When the European Competition Commission announced last year that the UK’s plans to fund Hinkley C’s construction amounted to an "illegal state subsidy", I truly thought that the project might be abandoned.
The plant – which would be the first new nuclear power plant in the UK for almost two decades – would be built through a partnership between the China Guangdong Nuclear Corporation and French state-owned EDF.
The commission’s findings were clear: plans to fix the price consumers would pay for nuclear electricity at twice the current rate – for 35 years – would give French energy giant EDF an unfair advantage over other power companies, force UK energy users to pay for EDF’s profits, and subsidise an environmentally hazardous industry when alternatives could actually be cheaper.

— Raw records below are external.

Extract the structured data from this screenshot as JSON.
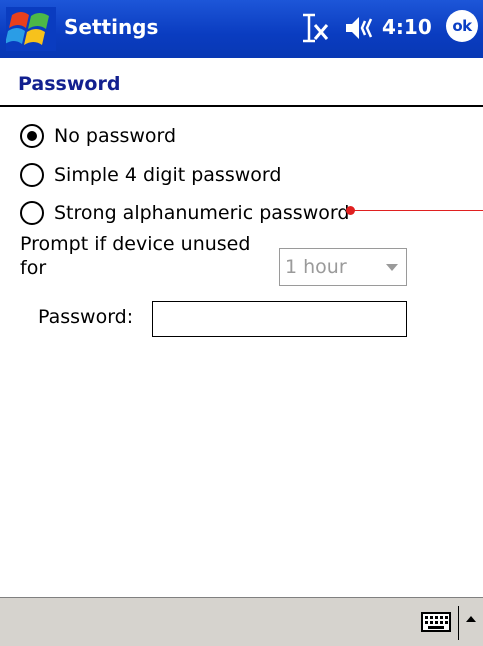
{
  "titlebar": {
    "title": "Settings",
    "clock": "4:10",
    "ok_label": "ok",
    "start_icon": "windows-flag-icon",
    "connectivity_icon": "connectivity-icon",
    "volume_icon": "speaker-icon",
    "background_color": "#0a3cc0"
  },
  "header": {
    "title": "Password",
    "title_color": "#12208f"
  },
  "options": [
    {
      "label": "No password",
      "selected": true
    },
    {
      "label": "Simple 4 digit password",
      "selected": false
    },
    {
      "label": "Strong alphanumeric password",
      "selected": false
    }
  ],
  "prompt": {
    "label": "Prompt if device unused for",
    "selected_value": "1 hour",
    "enabled": false
  },
  "password_field": {
    "label": "Password:",
    "value": ""
  },
  "menubar": {
    "keyboard_icon": "keyboard-icon",
    "sip_arrow_icon": "chevron-up-icon"
  },
  "annotation": {
    "color": "#e02020"
  }
}
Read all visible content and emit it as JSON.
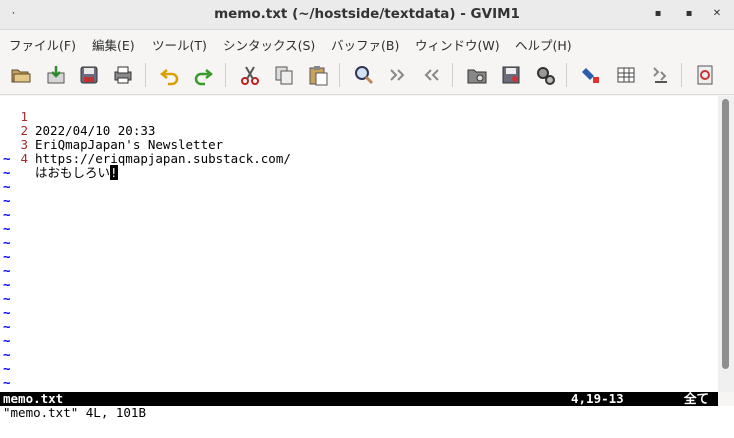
{
  "window": {
    "title": "memo.txt (~/hostside/textdata) - GVIM1",
    "menu_glyph": "⸱",
    "minimize": "▪",
    "maximize": "▪",
    "close": "✕"
  },
  "menubar": [
    "ファイル(F)",
    "編集(E)",
    "ツール(T)",
    "シンタックス(S)",
    "バッファ(B)",
    "ウィンドウ(W)",
    "ヘルプ(H)"
  ],
  "toolbar": [
    {
      "name": "open-icon"
    },
    {
      "name": "save-icon"
    },
    {
      "name": "save-all-icon"
    },
    {
      "name": "print-icon"
    },
    {
      "name": "undo-icon"
    },
    {
      "name": "redo-icon"
    },
    {
      "name": "cut-icon"
    },
    {
      "name": "copy-icon"
    },
    {
      "name": "paste-icon"
    },
    {
      "name": "find-replace-icon"
    },
    {
      "name": "find-next-icon"
    },
    {
      "name": "find-prev-icon"
    },
    {
      "name": "load-session-icon"
    },
    {
      "name": "save-session-icon"
    },
    {
      "name": "run-script-icon"
    },
    {
      "name": "make-icon"
    },
    {
      "name": "shell-icon"
    },
    {
      "name": "run-ctags-icon"
    },
    {
      "name": "help-icon"
    }
  ],
  "editor": {
    "lines": [
      {
        "num": "1",
        "text": "2022/04/10 20:33"
      },
      {
        "num": "2",
        "text": "EriQmapJapan's Newsletter"
      },
      {
        "num": "3",
        "text": "https://eriqmapjapan.substack.com/"
      },
      {
        "num": "4",
        "text": "はおもしろい",
        "cursor": "!"
      }
    ],
    "tilde": "~"
  },
  "statusline": {
    "filename": "memo.txt",
    "position": "4,19-13",
    "scroll": "全て"
  },
  "cmdline": "\"memo.txt\" 4L, 101B",
  "colors": {
    "line_number": "#a52a2a",
    "tilde": "#0000ff",
    "status_bg": "#000000"
  }
}
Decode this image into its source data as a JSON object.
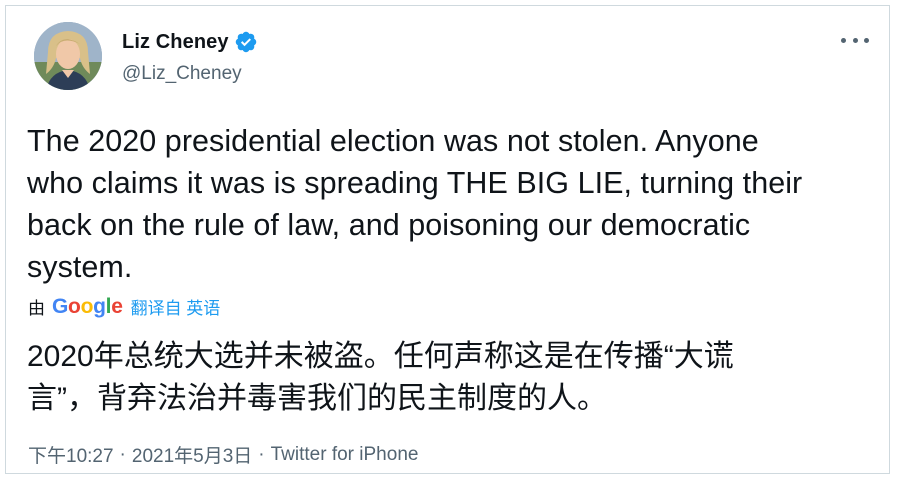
{
  "author": {
    "display_name": "Liz Cheney",
    "handle": "@Liz_Cheney",
    "verified_icon": "verified-badge-icon"
  },
  "more_icon": "more-horizontal-icon",
  "tweet": {
    "text": "The 2020 presidential election was not stolen. Anyone\nwho claims it was is spreading THE BIG LIE, turning their\nback on the rule of law, and poisoning our democratic\nsystem.",
    "translation": {
      "by_label": "由",
      "provider": "Google",
      "link_text": "翻译自 英语",
      "text": "2020年总统大选并未被盗。任何声称这是在传播“大谎\n言”，背弃法治并毒害我们的民主制度的人。"
    },
    "time": "下午10:27",
    "separator": "·",
    "date": "2021年5月3日",
    "source": "Twitter for iPhone"
  },
  "colors": {
    "text_primary": "#0f1419",
    "text_secondary": "#536471",
    "accent": "#1d9bf0",
    "border": "#cfd9de"
  }
}
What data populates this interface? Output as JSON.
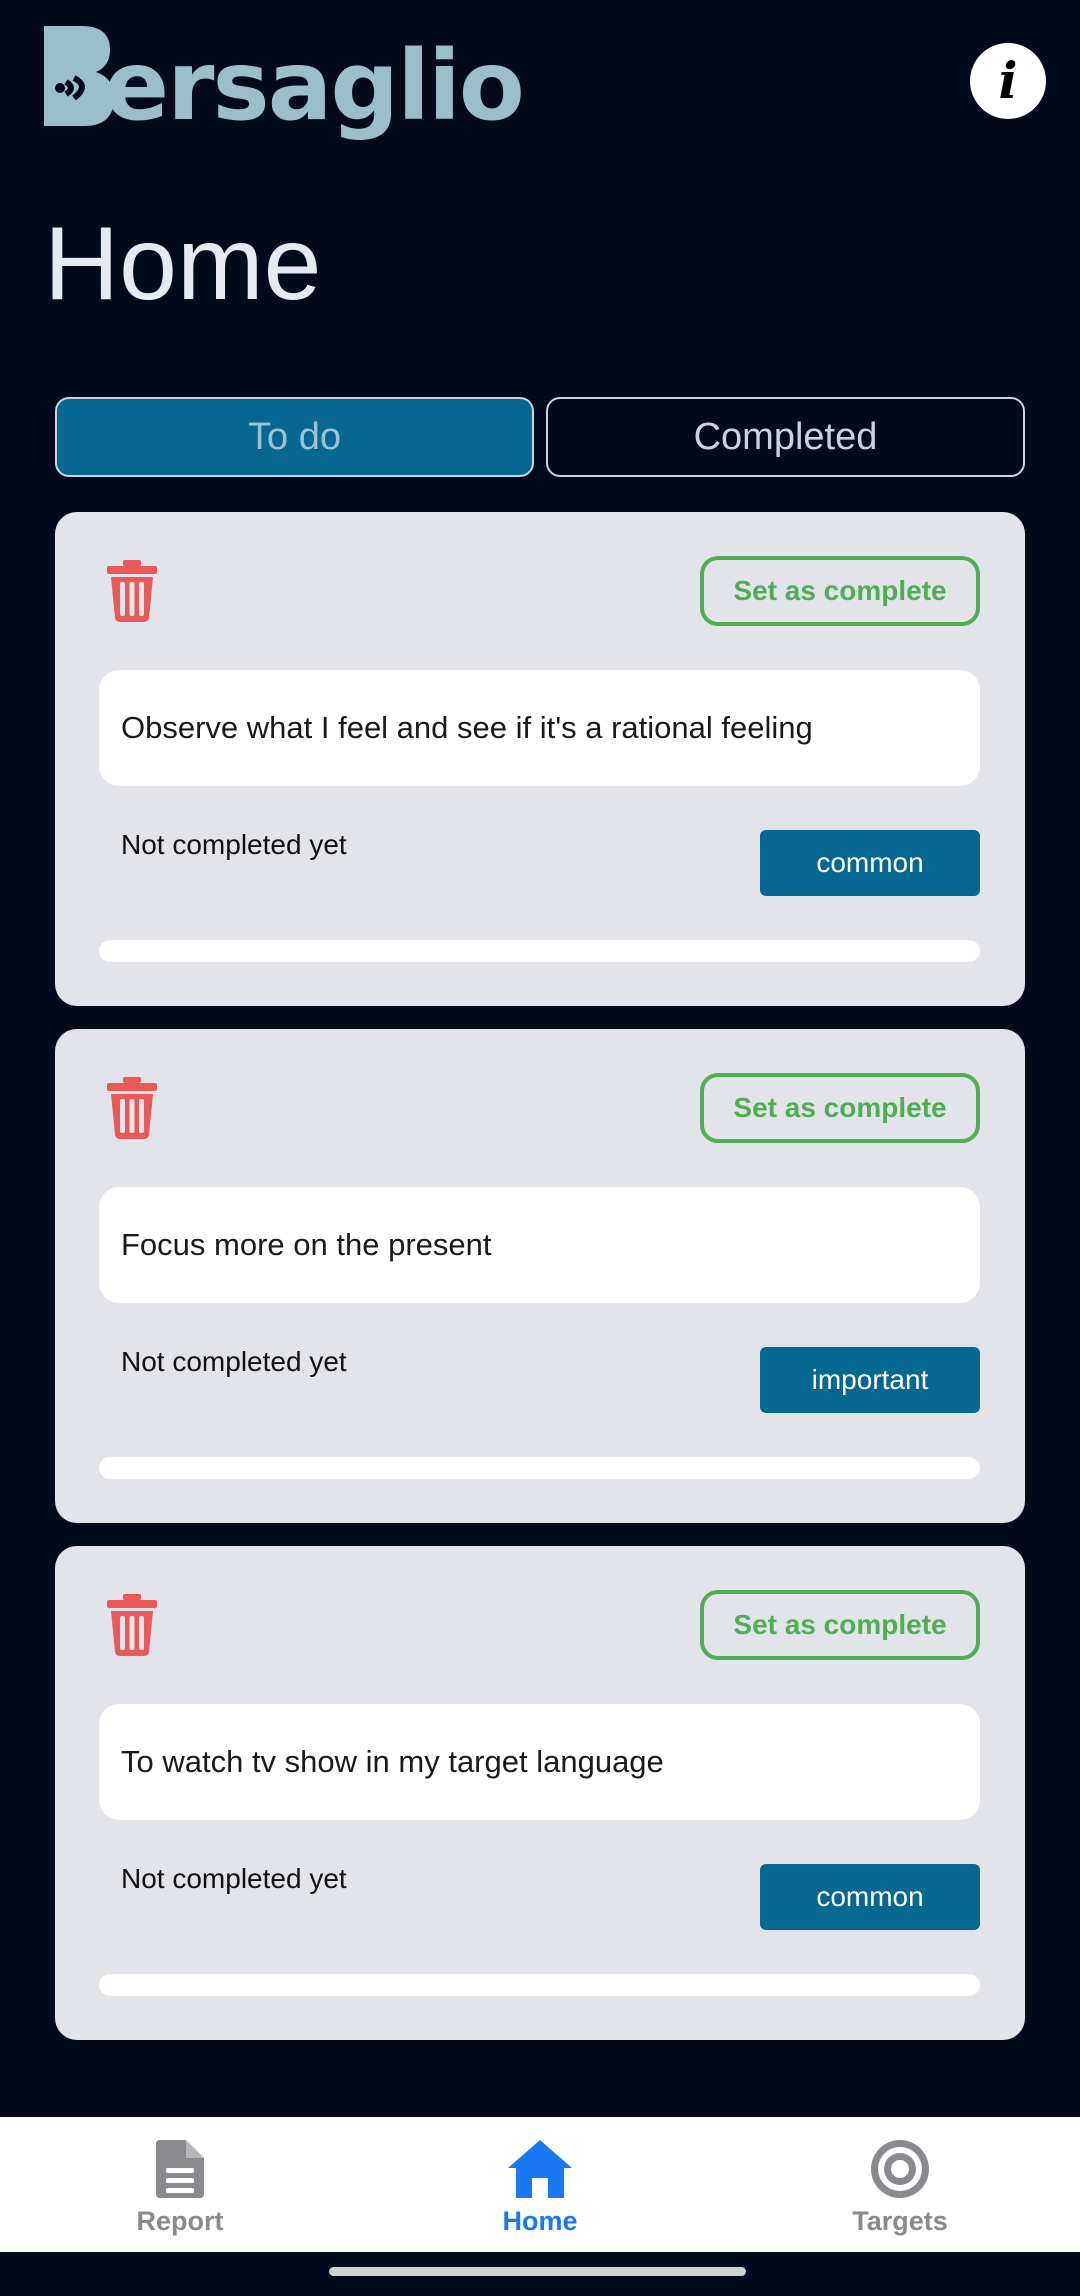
{
  "app": {
    "logo_text": "Bersaglio",
    "info_label": "i"
  },
  "page_title": "Home",
  "tabs": [
    {
      "label": "To do",
      "active": true
    },
    {
      "label": "Completed",
      "active": false
    }
  ],
  "tasks": [
    {
      "complete_label": "Set as complete",
      "text": "Observe what I feel and see if it's a rational feeling",
      "status": "Not completed yet",
      "priority": "common",
      "progress": 0
    },
    {
      "complete_label": "Set as complete",
      "text": "Focus more on the present",
      "status": "Not completed yet",
      "priority": "important",
      "progress": 0
    },
    {
      "complete_label": "Set as complete",
      "text": "To watch tv show in my target language",
      "status": "Not completed yet",
      "priority": "common",
      "progress": 0
    }
  ],
  "bottom_nav": [
    {
      "label": "Report",
      "icon": "document-icon",
      "active": false
    },
    {
      "label": "Home",
      "icon": "home-icon",
      "active": true
    },
    {
      "label": "Targets",
      "icon": "target-icon",
      "active": false
    }
  ],
  "colors": {
    "background": "#030a1c",
    "accent": "#066891",
    "complete_green": "#4fad54",
    "trash_red": "#e85a5a",
    "nav_active": "#1a78f0",
    "nav_inactive": "#8a8a8e"
  }
}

Last year when my closest colleague in the local campaign warned me to be cautious, I dismissed her fears that EU officials would eventually come to a deal with the UK government, which has staked its entire energy policy on the Hinkley C plan. In April, at a conference in Prague called "The Economics of Nuclear Power", I was re-assured by EU officials and energy experts that the European Commission would have no choice but to stand by its original findings. European Competition law, which has been agreed between all EU states, forbids unecessary subsidies and is there specifically to protect consumers against artificial fixed-price deals, especially when, as in the case of EDF’s Hinkley C plans, the project has not even been put out to tender.
So it was with some dismay that we heard recently that the outgoing EU commissioner, Joaquín Almunia, had leaked his revised decision to approve the £24 billion project and clear the way for the plant to be built.
Weeks of frantic lobbying by NGOs, local campaigners, Euro MPs and consumers failed to halt the dramatic reversal, even though, unusually, a third of commissioners disagreed with the decision. Financial commentators were as shocked by the outcome as environmentalists, clearly some kind of political deal had been cooked up between the UK and the EU behind closed doors.
The decision tears up EU competition law and opens the way for similar nuclear subsidies across Europe. This is essential to an industry which cannot cover its own construction costs, let alone the risks of accidents and the future management of waste, without bottomless support from the public purse.
So why are opponents of Hinkley C still upbeat about their campaign? Experience has shown me that public awareness usually lags behind official processes. Hinkley C has ploughed through various procedural hurdles with scant regard for democratic or legal rectitude. But as people have heard about the Commission’s decision, a wave of outrage has started to grow.
The Austrian government, which has staked its fight against climate change on the renewable energy revolution, has promised to mount a legal challenge to the commission. This week, solar and wind-power companies in Britain have threatened to join them. They will have massive popular support from citizens already facing rising prices and disillusioned with a political system rigged in favour of investors and corporations against the interests of working people.
It remains to be seen whether legal challenges halt the project. My faith in the ability of our legal system to protect the environment and the people has been shaken in recent years. But such a legal challenge will buy us time, and time, I believe, is all we need. If EDF has to delay its final investment decision for yet another year, the readiness of Chinese investors to gamble on the project may recede. Current experience with EDF’s new nuclear plants in Finland and France is showing that, even if construction of Hinkley C eventually begins, the project will take much longer and cost much more to complete than originally envisaged.
In the meantime, safer and cleaner renewable technologies like solar, wind and tidal power will continue to fall in price, strengthening the argument for a future UK administration to abandon this costly and dangerous 20th century technology.
So we will continue our campaigning and awareness raising, confident in the belief that the people will eventually reclaim the political process, that investors will never recoup their profits at our expense and that the Hinkley C building site will eventually be abandoned as a monument to the folly of outdated and unsustainable thinking.